Concerning the region's natural conditions, approximately 58% of the land is covered in forests. In terms of agriculture, the farming of pumpkins represents the largest sector, followed by apple and wine grapes produce. Southern parts of the region are covered in wine grapes. Thus the part of the territory is often nicknamed "Styrian Tuscany."[4] Three different types of wines are grown and produced in three separate wine regions of southern Styria: the Vulkanland Styria, Southern Styria, and Western Styria.[5] Steiermark is often nicknamed "the green lungs of Austria." The region offers various landscapes and natural conditions, enhancing the variety and diversity of plant and animal species.[6] 

Diverse nature and endangered species that can be found across the region are protected by one national park, seven nature parks, and one UNESCO biosphere park. Gesäuse National Park covers approximately 0.7% of Styria's territory and is home to a number of endemic species and over 1,230 butterfly species. Throughout the park, there are six themed trails for families, several high-distance hiking trails, and 15 via ferratas.[7]

Styria's climatic conditions widely correspond to Central European weather conditions. The area is generally cold and wet, with a few warmer summer months during the year.[8] The weather and temperatures depend on the altitude above sea level. The warmest month in the capital city of Graz is July, with an average daily temperature of 26°C, while January is the coldest month, with an average temperature of 3°C. January also tends to be the driest month in Graz, with an average of 22 mm of rainfall. The most precipitation falls during July, with an average of 126 mm.[9]

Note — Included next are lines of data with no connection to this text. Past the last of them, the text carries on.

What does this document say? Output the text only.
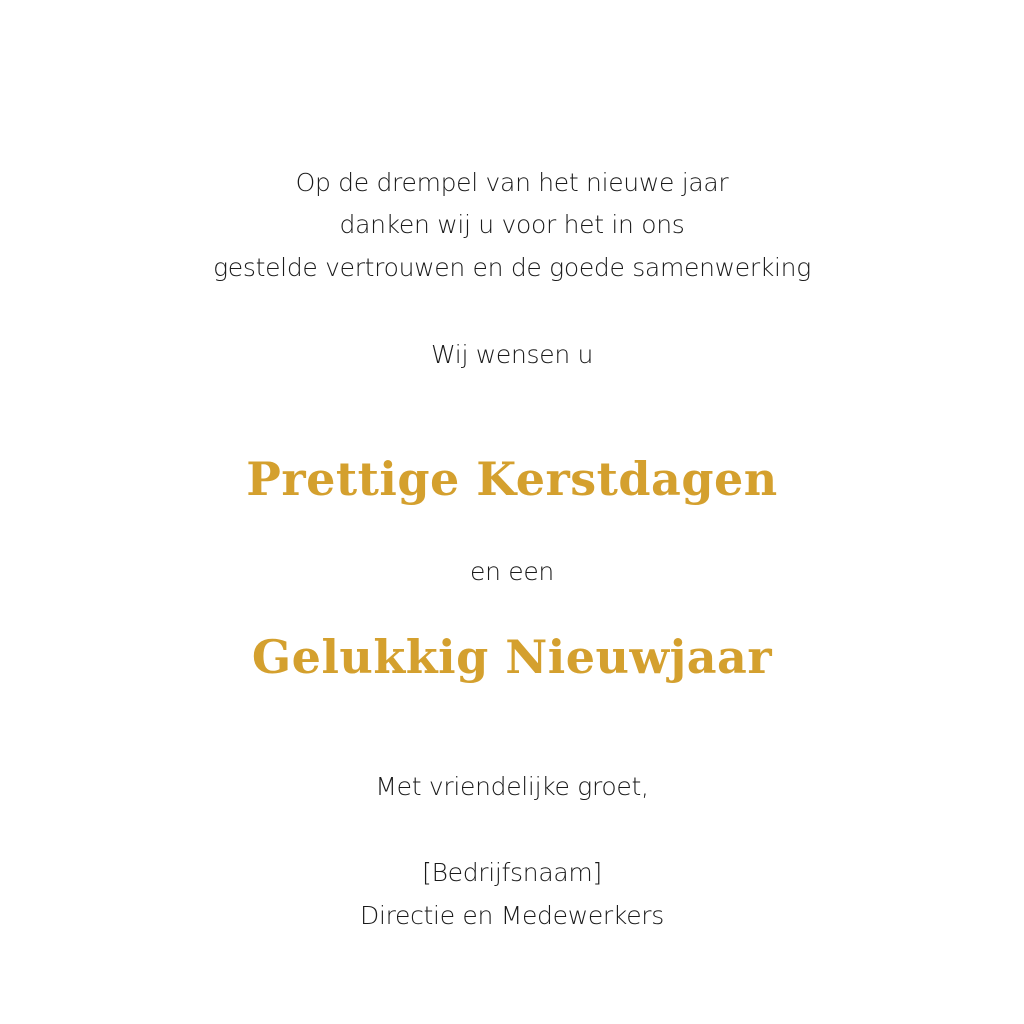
Op de drempel van het nieuwe jaar
danken wij u voor het in ons
gestelde vertrouwen en de goede samenwerking
Wij wensen u
Prettige Kerstdagen
en een
Gelukkig Nieuwjaar
Met vriendelijke groet,
[Bedrijfsnaam]
Directie en Medewerkers
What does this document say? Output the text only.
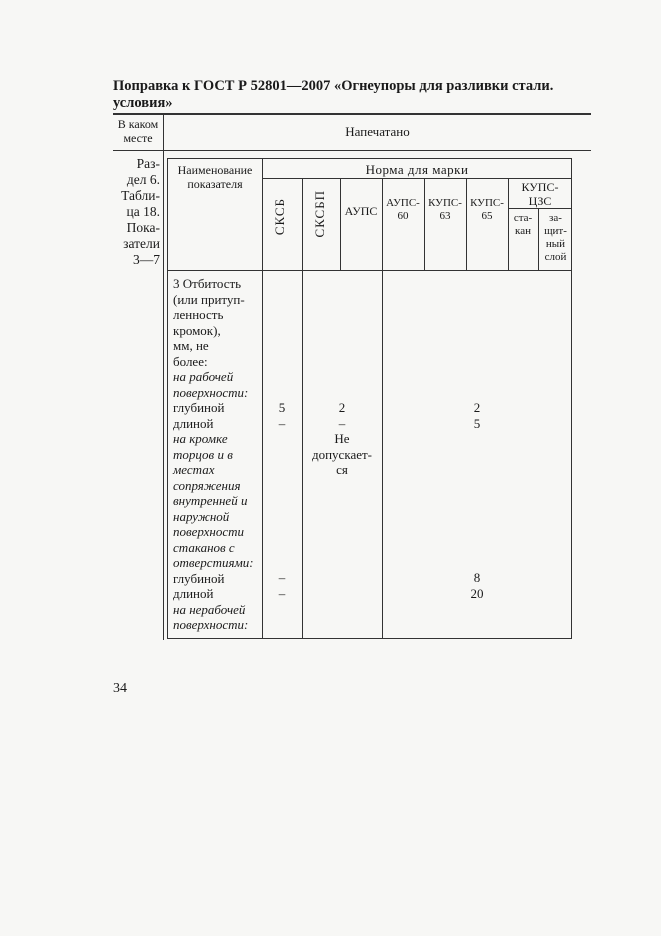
Поправка к ГОСТ Р 52801—2007 «Огнеупоры для разливки стали.
условия»
В каком
месте	Напечатано
Раз-
дел 6.
Табли-
ца 18.
Пока-
затели
3—7
Наименование
показателя
Норма для марки
СКСБ СКСБП	АУПС
АУПС-
60
КУПС-
63
КУПС-
65
КУПС-
ЦЗС
ста-
кан
за-
щит-
ный
слой
3 Отбитость
(или притуп-
ленность
кромок),
мм, не
более:
на рабочей
поверхности:
глубиной
длиной
на кромке
торцов и в
местах
сопряжения
внутренней и
наружной
поверхности
стаканов с
отверстиями:
глубиной
длиной
на нерабочей
поверхности:
5
–
2
–
Не
допускает-
ся
2
5
–
–
8
20
34
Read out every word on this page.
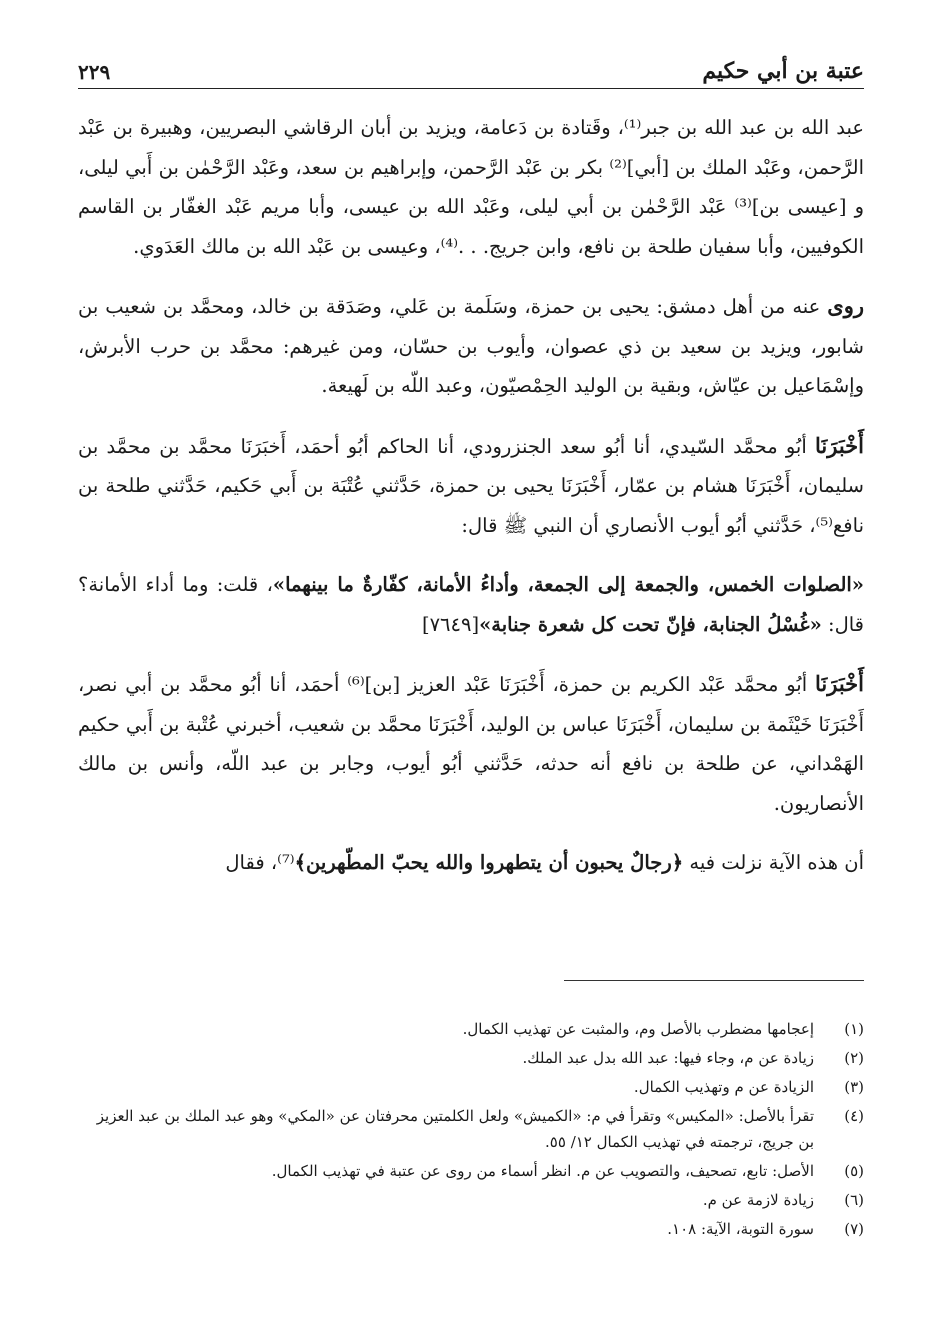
عتبة بن أبي حكيم
٢٢٩

عبد الله بن عبد الله بن جبر⁽¹⁾، وقَتادة بن دَعامة، ويزيد بن أبان الرقاشي البصريين، وهبيرة بن عَبْد الرَّحمن، وعَبْد الملك بن [أبي]⁽²⁾ بكر بن عَبْد الرَّحمن، وإبراهيم بن سعد، وعَبْد الرَّحْمٰن بن أَبي ليلى، و [عيسى بن]⁽³⁾ عَبْد الرَّحْمٰن بن أبي ليلى، وعَبْد الله بن عيسى، وأبا مريم عَبْد الغفّار بن القاسم الكوفيين، وأبا سفيان طلحة بن نافع، وابن جريج. . .⁽⁴⁾، وعيسى بن عَبْد الله بن مالك العَدَوي.

روى عنه من أهل دمشق: يحيى بن حمزة، وسَلَمة بن عَلي، وصَدَقة بن خالد، ومحمَّد بن شعيب بن شابور، ويزيد بن سعيد بن ذي عصوان، وأيوب بن حسّان، ومن غيرهم: محمَّد بن حرب الأبرش، وإسْمَاعيل بن عيّاش، وبقية بن الوليد الحِمْصيّون، وعبد اللّه بن لَهيعة.

أَخْبَرَنَا أبُو محمَّد السّيدي، أنا أبُو سعد الجنزرودي، أنا الحاكم أبُو أحمَد، أَخبَرَنَا محمَّد بن محمَّد بن سليمان، أَخْبَرَنَا هشام بن عمّار، أَخْبَرَنَا يحيى بن حمزة، حَدَّثني عُتْبَة بن أَبي حَكيم، حَدَّثني طلحة بن نافع⁽⁵⁾، حَدَّثني أبُو أيوب الأنصاري أن النبي ﷺ قال:

«الصلوات الخمس، والجمعة إلى الجمعة، وأداءُ الأمانة، كفّارةٌ ما بينهما»، قلت: وما أداء الأمانة؟ قال: «غُسْلُ الجنابة، فإنّ تحت كل شعرة جنابة»[٧٦٤٩]

أَخْبَرَنَا أبُو محمَّد عَبْد الكريم بن حمزة، أَخْبَرَنَا عَبْد العزيز [بن]⁽⁶⁾ أحمَد، أنا أبُو محمَّد بن أبي نصر، أَخْبَرَنَا خَيْثَمة بن سليمان، أَخْبَرَنَا عباس بن الوليد، أَخْبَرَنَا محمَّد بن شعيب، أخبرني عُتْبة بن أَبي حكيم الهَمْداني، عن طلحة بن نافع أنه حدثه، حَدَّثني أبُو أيوب، وجابر بن عبد اللّه، وأنس بن مالك الأنصاريون.

أن هذه الآية نزلت فيه ﴿رجالٌ يحبون أن يتطهروا والله يحبّ المطّهرين﴾⁽⁷⁾، فقال

(١)
إعجامها مضطرب بالأصل وم، والمثبت عن تهذيب الكمال.
(٢)
زيادة عن م، وجاء فيها: عبد الله بدل عبد الملك.
(٣)
الزيادة عن م وتهذيب الكمال.
(٤)
تقرأ بالأصل: «المكيس» وتقرأ في م: «الكميش» ولعل الكلمتين محرفتان عن «المكي» وهو عبد الملك بن عبد العزيز بن جريج، ترجمته في تهذيب الكمال ١٢/ ٥٥.
(٥)
الأصل: تابع، تصحيف، والتصويب عن م. انظر أسماء من روى عن عتبة في تهذيب الكمال.
(٦)
زيادة لازمة عن م.
(٧)
سورة التوبة، الآية: ١٠٨.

Steiermark, also known as Styria, has been inhabited mainly by Celtic tribes since prehistoric times. Romans later invaded the territory. Thus, the eastern part of Steiermark became part of the Pannonia, one of the districts of the Roman Empire. The western part stayed inhabited by Celts and was part of their kingdom called Noricum. Later, barbarian invasions caused the end of Roman domination. Different tribes such as the Visigoths, Huns, Ostrogoths, Rugii, and Lombards crossed the territory. Around 600, Slavs settled the valleys of Styria under the domination of Avars. However, Bavarians expanded their territory and absorbed the Slavic population of Steiermark.[2]

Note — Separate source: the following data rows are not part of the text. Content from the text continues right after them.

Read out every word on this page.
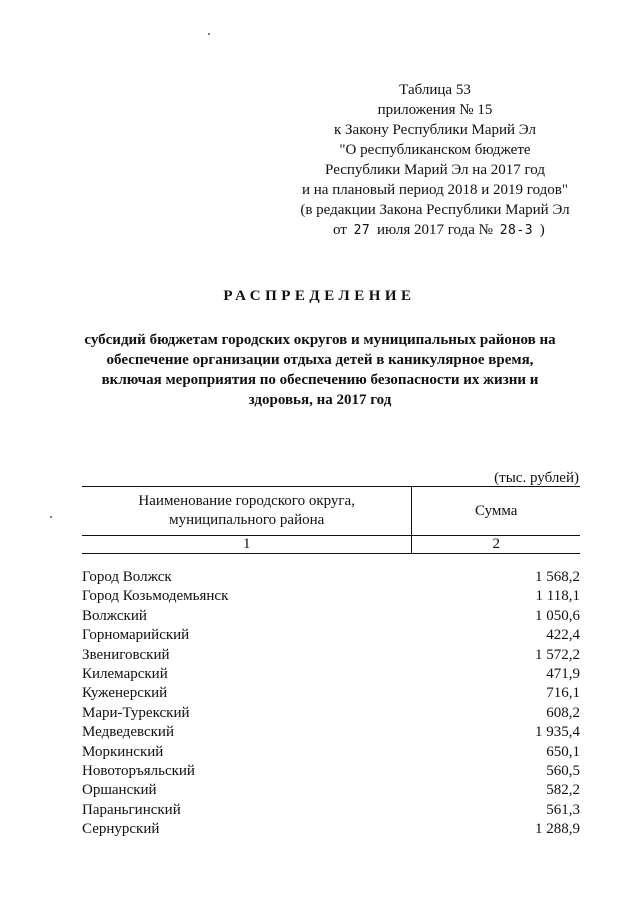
Таблица 53
приложения № 15
к Закону Республики Марий Эл
"О республиканском бюджете
Республики Марий Эл на 2017 год
и на плановый период 2018 и 2019 годов"
(в редакции Закона Республики Марий Эл
от 27 июля 2017 года № 28-З )
РАСПРЕДЕЛЕНИЕ
субсидий бюджетам городских округов и муниципальных районов на
обеспечение организации отдыха детей в каникулярное время,
включая мероприятия по обеспечению безопасности их жизни и
здоровья, на 2017 год
(тыс. рублей)
Наименование городского округа,
муниципального района	Сумма
1	2
Город Волжск	1 568,2
Город Козьмодемьянск	1 118,1
Волжский	1 050,6
Горномарийский	422,4
Звениговский	1 572,2
Килемарский	471,9
Куженерский	716,1
Мари-Турекский	608,2
Медведевский	1 935,4
Моркинский	650,1
Новоторъяльский	560,5
Оршанский	582,2
Параньгинский	561,3
Сернурский	1 288,9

Entering the eighth century, Styria was subject to the rule of Bavarians under Frankish domination. By the 14th century, Germanization of the population took place in most of the region, except for the southernmost parts. At that time, part of today's Styria was under the administration of Carinthia (Kärnten), and part was ruled by the counts of Traungau, with the main seat in Steyr (Oberösterreich). In 1276, most of the area became part of the Habsburg Monarchy, and in 1282 became one of the Habsburg crownlands. The history of Styria from that point on became identical to the history of Austria itself, concerning the rulers and wars.[1]

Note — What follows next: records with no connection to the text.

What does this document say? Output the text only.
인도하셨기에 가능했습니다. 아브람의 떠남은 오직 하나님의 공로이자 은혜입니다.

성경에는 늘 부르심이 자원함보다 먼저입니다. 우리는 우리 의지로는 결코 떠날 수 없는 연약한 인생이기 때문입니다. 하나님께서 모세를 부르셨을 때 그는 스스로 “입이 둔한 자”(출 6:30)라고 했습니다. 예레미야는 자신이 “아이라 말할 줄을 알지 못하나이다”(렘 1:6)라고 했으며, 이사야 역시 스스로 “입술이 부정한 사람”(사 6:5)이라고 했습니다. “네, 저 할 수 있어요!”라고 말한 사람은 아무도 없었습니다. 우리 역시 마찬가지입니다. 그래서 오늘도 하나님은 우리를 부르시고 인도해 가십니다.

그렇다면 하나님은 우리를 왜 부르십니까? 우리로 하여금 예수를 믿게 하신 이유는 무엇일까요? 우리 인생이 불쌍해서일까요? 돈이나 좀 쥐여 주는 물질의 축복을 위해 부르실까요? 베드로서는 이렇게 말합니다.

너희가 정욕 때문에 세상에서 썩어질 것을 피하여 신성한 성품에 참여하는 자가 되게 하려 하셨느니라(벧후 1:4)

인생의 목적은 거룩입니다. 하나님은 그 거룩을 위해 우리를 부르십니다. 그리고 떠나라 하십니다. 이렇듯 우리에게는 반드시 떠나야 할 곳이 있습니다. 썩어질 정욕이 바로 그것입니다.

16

1854 marked one of the milestones for Styria's tourism, travel, technological, and engineering advances. The Semmering Railway has been opened in the region and is the oldest of the great European mountain railways. The railway, which is now inscribed on the UNESCO World Heritage List, allowed tourists to comfortably travel through the mountainous landscape of Styria to visit lake resorts as well as mineral and thermal springs, which is said to have enhanced the economy and business in the region. After World War I, Steiermark was divided due to the Treaty of Saint Germain, with Lower Styria becoming part of Yugoslavia and the rest staying under the Austrian administration. Following Second World War, Styria was part of the British occupation zone. The southern third of the region was granted to Yugoslavia and today belongs to Slovenia.[3]